Written by Vance Sumner, drawn by Sandy Jarrell. Published by Monkeybrain Comics.
A one-off short story about family, Unfair is a decent, if flawed, issue. As a story this is a well-told piece of work, drawn nicely — but there are some problems with the issue which holds it back from working quite as well as it could.
Central of these is the colouring. Much of the issue is set at night, and the colours grow darker and darker as the story goes on. This is all fine, but the colouring here is so dark that it makes the action of the panels incredibly difficult to work out, and asks readers to fill in the blanks whenever an incomprehensible panel is sandwiched between two better-lit panels. For a book which is ostensibly a chase, this does tend to halt the narrative’s intended pace as frequent intervals, meaning the story loses momentum at moments where it needs to be pushing the reader forwards.
There are also some technical problems – a spelling mistake on page 4, as well as rather awkward lettering.

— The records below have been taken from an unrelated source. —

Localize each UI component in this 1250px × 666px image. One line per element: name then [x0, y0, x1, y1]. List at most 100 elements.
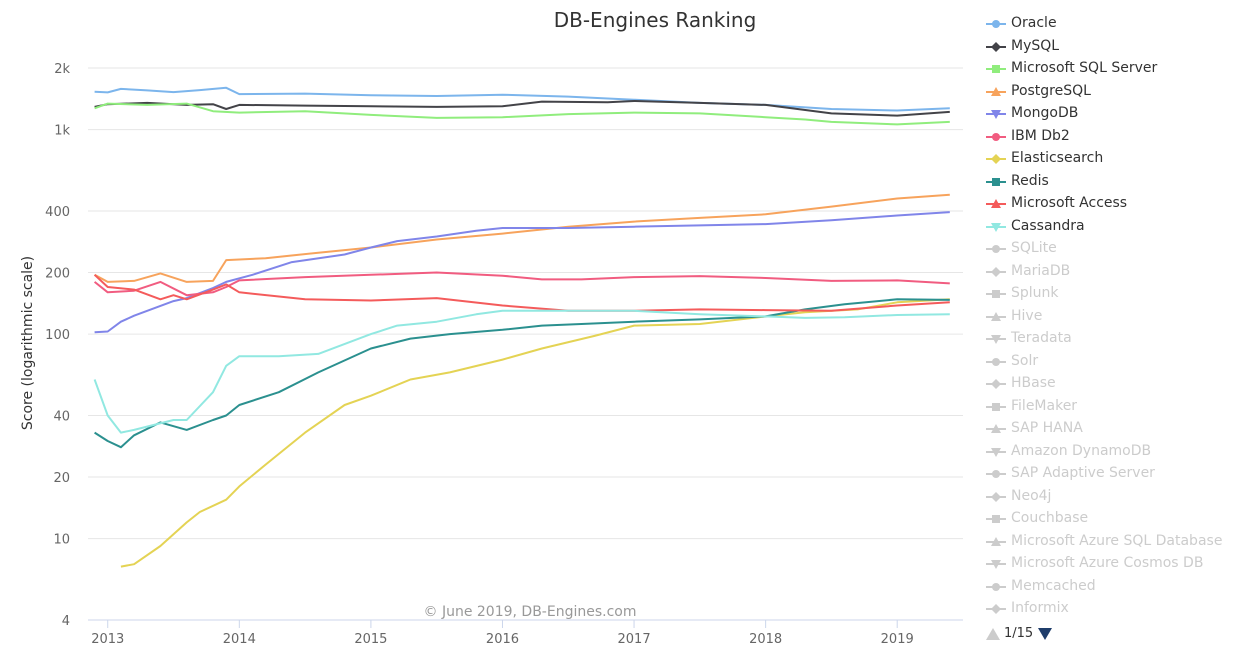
- series-lines: [93, 86, 950, 568]
- series-line-ibm-db2: [93, 271, 950, 297]
- series-line-postgresql: [94, 193, 950, 283]
- y-tick-label: 4: [62, 614, 70, 629]
- legend-item-ibm-db2[interactable]: IBM Db2: [984, 125, 1246, 148]
- legend-label: MariaDB: [1011, 262, 1071, 279]
- series-line-mongodb: [94, 211, 950, 334]
- legend-label: Solr: [1011, 352, 1039, 369]
- square-marker-icon: [984, 399, 1008, 413]
- legend-label: PostgreSQL: [1011, 82, 1091, 99]
- y-tick-label: 400: [45, 205, 70, 220]
- x-axis-ticks: 2013 2014 2015 2016 2017 2018 2019: [91, 620, 914, 647]
- legend-label: Teradata: [1011, 330, 1072, 346]
- legend-item-teradata[interactable]: Teradata: [984, 327, 1246, 350]
- diamond-marker-icon: [984, 376, 1008, 390]
- triangle-marker-icon: [984, 421, 1008, 435]
- pager-down-icon[interactable]: [1038, 627, 1053, 640]
- legend-item-sqlite[interactable]: SQLite: [984, 237, 1246, 260]
- diamond-marker-icon: [984, 151, 1008, 165]
- y-tick-label: 40: [53, 409, 70, 424]
- legend-item-hive[interactable]: Hive: [984, 305, 1246, 328]
- legend-item-informix[interactable]: Informix: [984, 597, 1246, 620]
- legend-item-microsoft-sql-server[interactable]: Microsoft SQL Server: [984, 57, 1246, 80]
- legend-label: Splunk: [1011, 285, 1059, 301]
- legend-item-microsoft-access[interactable]: Microsoft Access: [984, 192, 1246, 215]
- diamond-marker-icon: [984, 264, 1008, 278]
- legend-label: Redis: [1011, 172, 1049, 189]
- legend-item-amazon-dynamodb[interactable]: Amazon DynamoDB: [984, 440, 1246, 463]
- x-tick-label: 2018: [749, 632, 782, 647]
- legend-label: FileMaker: [1011, 397, 1078, 414]
- legend-label: Microsoft Access: [1011, 195, 1128, 211]
- legend-item-splunk[interactable]: Splunk: [984, 282, 1246, 305]
- legend-item-hbase[interactable]: HBase: [984, 372, 1246, 395]
- legend-label: Informix: [1011, 600, 1069, 616]
- legend-item-sap-adaptive-server[interactable]: SAP Adaptive Server: [984, 462, 1246, 485]
- y-axis-ticks: 4 10 20 40 100 200 400 1k 2k: [45, 62, 70, 629]
- legend-item-sap-hana[interactable]: SAP HANA: [984, 417, 1246, 440]
- circle-marker-icon: [984, 354, 1008, 368]
- legend: Oracle MySQL Microsoft SQL Server PostgreSQ…: [984, 12, 1246, 620]
- legend-item-memcached[interactable]: Memcached: [984, 575, 1246, 598]
- legend-item-mysql[interactable]: MySQL: [984, 35, 1246, 58]
- legend-label: Microsoft Azure Cosmos DB: [1011, 555, 1204, 571]
- triangle-down-marker-icon: [984, 556, 1008, 570]
- triangle-marker-icon: [984, 534, 1008, 548]
- x-tick-label: 2017: [618, 632, 651, 647]
- legend-label: SQLite: [1011, 240, 1057, 256]
- legend-label: Neo4j: [1011, 487, 1052, 504]
- ranking-chart: DB-Engines Ranking 41020401002004001k2k …: [20, 8, 963, 647]
- y-axis-label: Score (logarithmic scale): [20, 256, 36, 430]
- x-tick-label: 2015: [354, 632, 387, 647]
- circle-marker-icon: [984, 579, 1008, 593]
- legend-label: Microsoft Azure SQL Database: [1011, 532, 1223, 549]
- y-tick-label: 20: [53, 471, 70, 486]
- legend-label: SAP HANA: [1011, 420, 1083, 436]
- triangle-marker-icon: [984, 309, 1008, 323]
- legend-item-elasticsearch[interactable]: Elasticsearch: [984, 147, 1246, 170]
- legend-pager: 1/15: [986, 626, 1053, 641]
- triangle-down-marker-icon: [984, 331, 1008, 345]
- series-line-cassandra: [93, 309, 950, 434]
- legend-label: Elasticsearch: [1011, 150, 1104, 166]
- y-tick-label: 10: [53, 533, 70, 548]
- square-marker-icon: [984, 174, 1008, 188]
- legend-item-filemaker[interactable]: FileMaker: [984, 395, 1246, 418]
- legend-item-oracle[interactable]: Oracle: [984, 12, 1246, 35]
- legend-item-redis[interactable]: Redis: [984, 170, 1246, 193]
- x-tick-label: 2016: [486, 632, 519, 647]
- x-tick-label: 2013: [91, 632, 124, 647]
- triangle-down-marker-icon: [984, 444, 1008, 458]
- legend-item-postgresql[interactable]: PostgreSQL: [984, 80, 1246, 103]
- series-line-mysql: [94, 100, 950, 117]
- legend-label: Oracle: [1011, 15, 1057, 31]
- legend-item-mongodb[interactable]: MongoDB: [984, 102, 1246, 125]
- chart-title: DB-Engines Ranking: [554, 8, 757, 32]
- y-tick-label: 2k: [54, 62, 70, 77]
- legend-item-couchbase[interactable]: Couchbase: [984, 507, 1246, 530]
- series-line-microsoft-sql-server: [94, 102, 950, 126]
- diamond-marker-icon: [984, 601, 1008, 615]
- circle-marker-icon: [984, 16, 1008, 30]
- circle-marker-icon: [984, 466, 1008, 480]
- legend-item-solr[interactable]: Solr: [984, 350, 1246, 373]
- legend-label: HBase: [1011, 375, 1056, 391]
- pager-up-icon[interactable]: [986, 627, 1000, 640]
- legend-label: Hive: [1011, 307, 1043, 324]
- legend-item-neo4j[interactable]: Neo4j: [984, 485, 1246, 508]
- y-tick-label: 1k: [54, 124, 70, 139]
- y-tick-label: 100: [45, 328, 70, 343]
- y-tick-label: 200: [45, 267, 70, 282]
- series-line-microsoft-access: [93, 274, 950, 312]
- square-marker-icon: [984, 61, 1008, 75]
- triangle-marker-icon: [984, 196, 1008, 210]
- legend-label: MongoDB: [1011, 105, 1079, 121]
- square-marker-icon: [984, 286, 1008, 300]
- legend-label: Amazon DynamoDB: [1011, 442, 1152, 459]
- legend-item-microsoft-azure-cosmos-db[interactable]: Microsoft Azure Cosmos DB: [984, 552, 1246, 575]
- legend-item-mariadb[interactable]: MariaDB: [984, 260, 1246, 283]
- diamond-marker-icon: [984, 39, 1008, 53]
- legend-item-cassandra[interactable]: Cassandra: [984, 215, 1246, 238]
- legend-item-microsoft-azure-sql-database[interactable]: Microsoft Azure SQL Database: [984, 530, 1246, 553]
- legend-label: IBM Db2: [1011, 127, 1070, 144]
- triangle-down-marker-icon: [984, 106, 1008, 120]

The speech bubbles appear to have been drawn by hand, and drawn wide to accommodate the letters which were put in later on in the production process. It’s a little bit of a distraction to have text with such a wide white border surrounding it.
The narrative is a strong piece of writing from Sumner, however, with a nice emotional kick to the end. The supernatural elements are introduced very well and offer an offbeat sense of style to proceedings, whilst Darrell is excellent at silent sequences. The opening sequence is brilliantly paced, with an unearthly moment which is light and funny, but also sets up the story immediately. There’s a sense of mystery, but for the most part the reader is involved in the story on a page-by-page basis, rather than anxiously flicking through to find out what the ending will be.
Despite the technical issues, this was an interesting tale, with promising flashes of quirk from the creative team.